Der Mäuseturm-Erker

Erkennt Ihr den baulichen Unterschied der Fotos von 1856 und 2020? Im Laufe der Jahrhunderte hat der Mäuseturm viele Verwandlungen durchmachen müssen. Die meisten waren negativ, denn immer wieder wurde er in kriegerischen Auseinandersetzungen beschädigt.

Als nach dem Ende der sogenannten Franzosenzeit auf dem Wiener Kongress das Gebiet links der Nahe 1816 in preußischen Besitz überging (siehe  ArchivDingsTag der letzten Woche), war er in einem so jämmerlichen Zustand, dass der Einsturz drohte.

Der Binger Mäuseturm im Jahre 1856, nachträglich koloriert.Zwischen 1820 und 1830 ersetzte die preußische Regierung die durch Wasser- und Eisgewalt herausgerissenen Fundamentteile im Unterbau. Der Turmkörper blieb weiterhin eine Ruine ohne Dach.
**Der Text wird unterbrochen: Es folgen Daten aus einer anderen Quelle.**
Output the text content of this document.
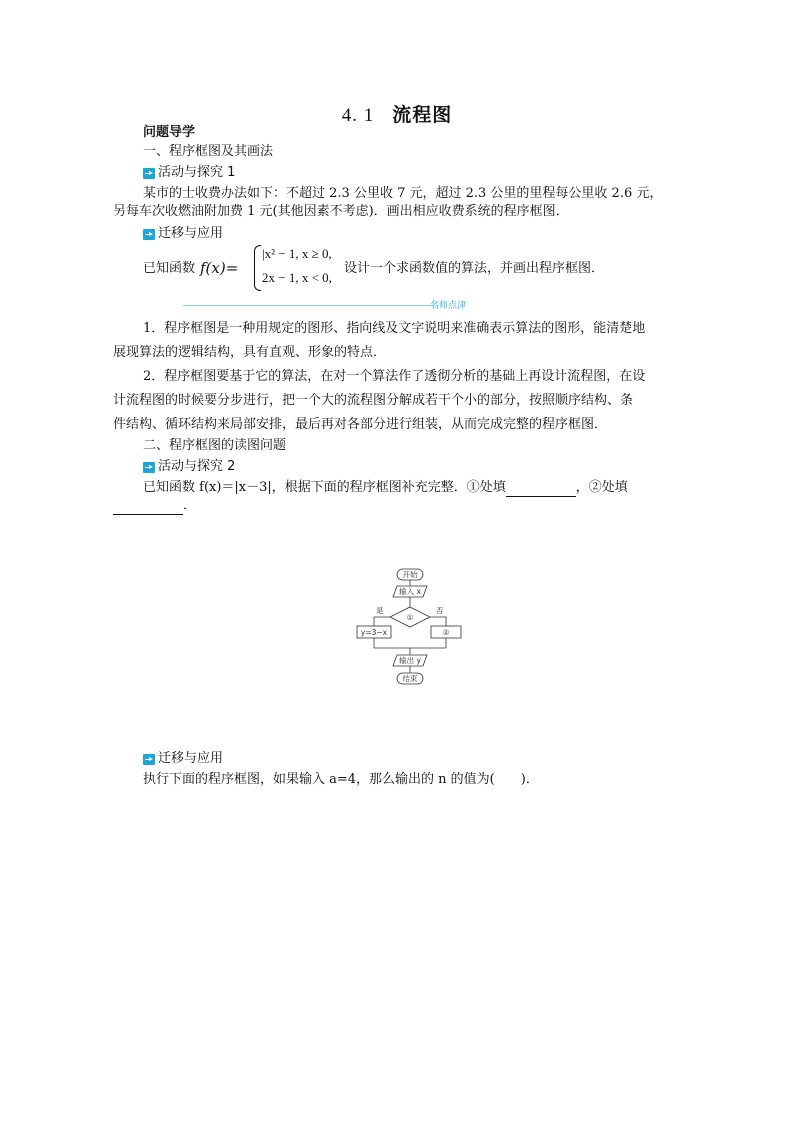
4. 1 流程图
问题导学
一、程序框图及其画法
活动与探究 1
某市的士收费办法如下：不超过 2.3 公里收 7 元，超过 2.3 公里的里程每公里收 2.6 元，
另每车次收燃油附加费 1 元(其他因素不考虑)．画出相应收费系统的程序框图．
迁移与应用
已知函数 f(x)=
|x² − 1, x ≥ 0,
2x − 1, x < 0,
设计一个求函数值的算法，并画出程序框图．
名师点津
1．程序框图是一种用规定的图形、指向线及文字说明来准确表示算法的图形，能清楚地
展现算法的逻辑结构，具有直观、形象的特点．
2．程序框图要基于它的算法，在对一个算法作了透彻分析的基础上再设计流程图，在设
计流程图的时候要分步进行，把一个大的流程图分解成若干个小的部分，按照顺序结构、条
件结构、循环结构来局部安排，最后再对各部分进行组装，从而完成完整的程序框图．
二、程序框图的读图问题
活动与探究 2
已知函数 f(x)＝|x－3|，根据下面的程序框图补充完整．①处填	，②处填
．
开始
输入 x
①
是	否
y=3−x	②
输出 y
结束
迁移与应用
执行下面的程序框图，如果输入 a=4，那么输出的 n 的值为(　　)．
Victor Hugo notierte 1838 bei seinem Besuch in Bingen, dass die Wände nackt, ausgehöhlt und zernagt von der Witterung der Jahreszeiten seien. Er bestand nur noch aus den äußeren Mauern „als Boden nur Trümmer und als Decke die Wolken des Himmels“. Deutlich sichtbar waren die Spuren von Kanonen und Handfeuerwaffen aus dem 30-jährigen Krieg und den späteren Beschießungen.
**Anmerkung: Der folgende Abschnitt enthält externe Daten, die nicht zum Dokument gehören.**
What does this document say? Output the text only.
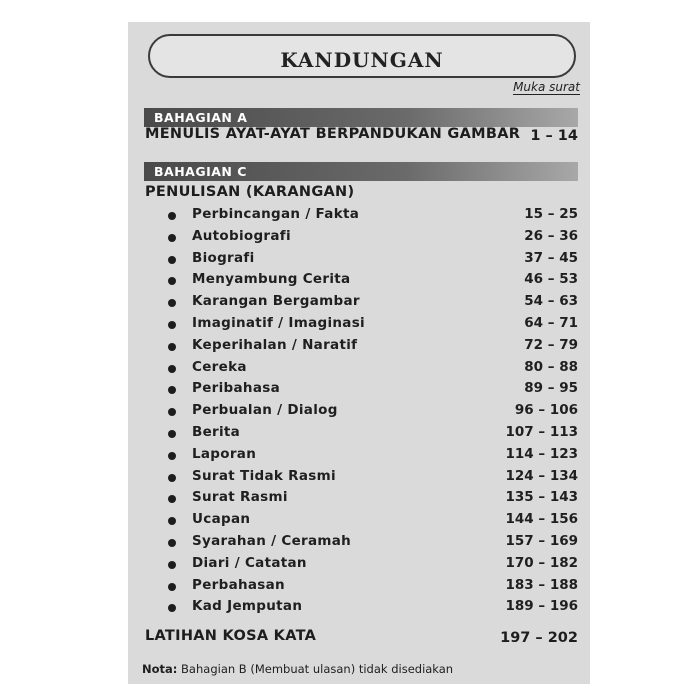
KANDUNGAN
Muka surat
BAHAGIAN A
MENULIS AYAT-AYAT BERPANDUKAN GAMBAR 1 – 14
BAHAGIAN C
PENULISAN (KARANGAN)
Perbincangan / Fakta	15 – 25
Autobiografi	26 – 36
Biografi	37 – 45
Menyambung Cerita	46 – 53
Karangan Bergambar	54 – 63
Imaginatif / Imaginasi	64 – 71
Keperihalan / Naratif	72 – 79
Cereka	80 – 88
Peribahasa	89 – 95
Perbualan / Dialog	96 – 106
Berita	107 – 113
Laporan	114 – 123
Surat Tidak Rasmi	124 – 134
Surat Rasmi	135 – 143
Ucapan	144 – 156
Syarahan / Ceramah	157 – 169
Diari / Catatan	170 – 182
Perbahasan	183 – 188
Kad Jemputan	189 – 196
LATIHAN KOSA KATA	197 – 202
Nota: Bahagian B (Membuat ulasan) tidak disediakan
Trotzdem war der Turm mit seiner Insel ein beliebtes Ausflugsziel im damaligen Rheintourismus-Boom. Die vielen Besucher trugen so sehr zu weiteren Schäden bei, dass der Besuch verboten und der Binger Steuermann Jacob Brilmayer als Turmwächter eingesetzt wurde.

Im strengen Winter 1844/45 brachen durch Hochwasser und Eisgang wieder Steine aus dem Unterbau heraus. 1848 gab es daher eine dieses Mal gründliche Sanierung des Unterbaus und die wichtige Eisbrech-Mauerung wurde vorgesetzt.
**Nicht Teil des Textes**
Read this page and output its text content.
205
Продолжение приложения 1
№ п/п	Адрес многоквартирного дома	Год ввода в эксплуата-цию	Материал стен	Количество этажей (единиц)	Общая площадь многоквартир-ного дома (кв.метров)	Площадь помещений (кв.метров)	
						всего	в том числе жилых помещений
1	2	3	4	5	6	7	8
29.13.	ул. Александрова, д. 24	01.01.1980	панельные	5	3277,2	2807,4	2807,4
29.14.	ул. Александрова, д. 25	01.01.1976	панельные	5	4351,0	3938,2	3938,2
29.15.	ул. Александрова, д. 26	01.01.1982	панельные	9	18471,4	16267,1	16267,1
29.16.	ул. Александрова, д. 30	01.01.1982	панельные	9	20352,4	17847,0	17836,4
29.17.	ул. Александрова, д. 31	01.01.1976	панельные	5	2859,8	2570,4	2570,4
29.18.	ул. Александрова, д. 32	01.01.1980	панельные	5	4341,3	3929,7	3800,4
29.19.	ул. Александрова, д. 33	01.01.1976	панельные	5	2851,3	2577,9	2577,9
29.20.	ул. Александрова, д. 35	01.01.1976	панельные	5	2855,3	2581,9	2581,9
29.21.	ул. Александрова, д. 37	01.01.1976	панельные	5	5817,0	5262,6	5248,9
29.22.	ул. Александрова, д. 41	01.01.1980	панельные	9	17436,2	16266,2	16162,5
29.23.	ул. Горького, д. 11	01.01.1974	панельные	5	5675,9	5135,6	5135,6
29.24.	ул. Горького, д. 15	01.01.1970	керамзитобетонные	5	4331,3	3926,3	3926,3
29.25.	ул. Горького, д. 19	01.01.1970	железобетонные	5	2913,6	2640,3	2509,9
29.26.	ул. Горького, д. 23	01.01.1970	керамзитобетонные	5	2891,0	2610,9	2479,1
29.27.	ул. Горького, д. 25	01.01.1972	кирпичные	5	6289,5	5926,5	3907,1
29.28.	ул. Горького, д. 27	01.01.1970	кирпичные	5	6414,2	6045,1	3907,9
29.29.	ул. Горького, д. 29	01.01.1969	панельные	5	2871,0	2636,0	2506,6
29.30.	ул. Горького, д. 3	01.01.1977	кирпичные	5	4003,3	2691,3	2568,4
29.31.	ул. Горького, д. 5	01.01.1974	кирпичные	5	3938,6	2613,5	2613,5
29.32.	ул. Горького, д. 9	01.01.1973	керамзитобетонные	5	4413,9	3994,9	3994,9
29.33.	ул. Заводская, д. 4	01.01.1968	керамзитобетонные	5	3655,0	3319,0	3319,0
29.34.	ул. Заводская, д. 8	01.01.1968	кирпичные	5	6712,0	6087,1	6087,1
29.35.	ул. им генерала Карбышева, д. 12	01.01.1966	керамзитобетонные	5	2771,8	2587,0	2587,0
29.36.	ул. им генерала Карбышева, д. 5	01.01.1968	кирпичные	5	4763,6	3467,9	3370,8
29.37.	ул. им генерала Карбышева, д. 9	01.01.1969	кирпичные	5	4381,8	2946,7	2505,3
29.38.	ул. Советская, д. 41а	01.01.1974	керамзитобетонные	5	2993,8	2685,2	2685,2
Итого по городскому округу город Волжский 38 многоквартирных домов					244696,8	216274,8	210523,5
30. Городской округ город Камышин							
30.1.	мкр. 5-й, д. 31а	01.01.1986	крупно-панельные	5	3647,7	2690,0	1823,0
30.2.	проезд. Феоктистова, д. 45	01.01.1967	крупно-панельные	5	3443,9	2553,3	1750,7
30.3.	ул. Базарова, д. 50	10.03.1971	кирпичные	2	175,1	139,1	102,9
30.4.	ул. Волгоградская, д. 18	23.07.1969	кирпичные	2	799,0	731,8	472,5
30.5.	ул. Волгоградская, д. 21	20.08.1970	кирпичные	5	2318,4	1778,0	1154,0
Die Rettung des Mäuseturms kam mit der zunehmenden Bedeutung der Dampf-Schifffahrt. 1850 richteten das rechtsrheinische Nassau (Hessen) und das linksrheinische Preußen einen gemeinsamen, wechselseitigen Wahrschaudienst vom Morgengrauen bis zur Abenddämmerung ein. Jede Regierung stellte einen Mann. Der Nassauer hieß Forschner aus Assmannshausen und der Preuße war ein Castello aus Trechtingshausen. Ihre Aufgabe war es, durch das Hissen der Fahne für eine reibungslose Durchfahrt durch das Binger Loch zu sorgen. Dazu mussten die Wächter jedes Mal eine Leiter hinaufsteigen, denn Treppen gab es nicht. Die Maueröffnungen waren ohne Fenster. Nur ein einfaches Dach bot Schutz vor Regen und Kälte. Doch nun kümmerte sich die preußische Regierung in Berlin ernsthaft um die Wiederherstellung der Mauern.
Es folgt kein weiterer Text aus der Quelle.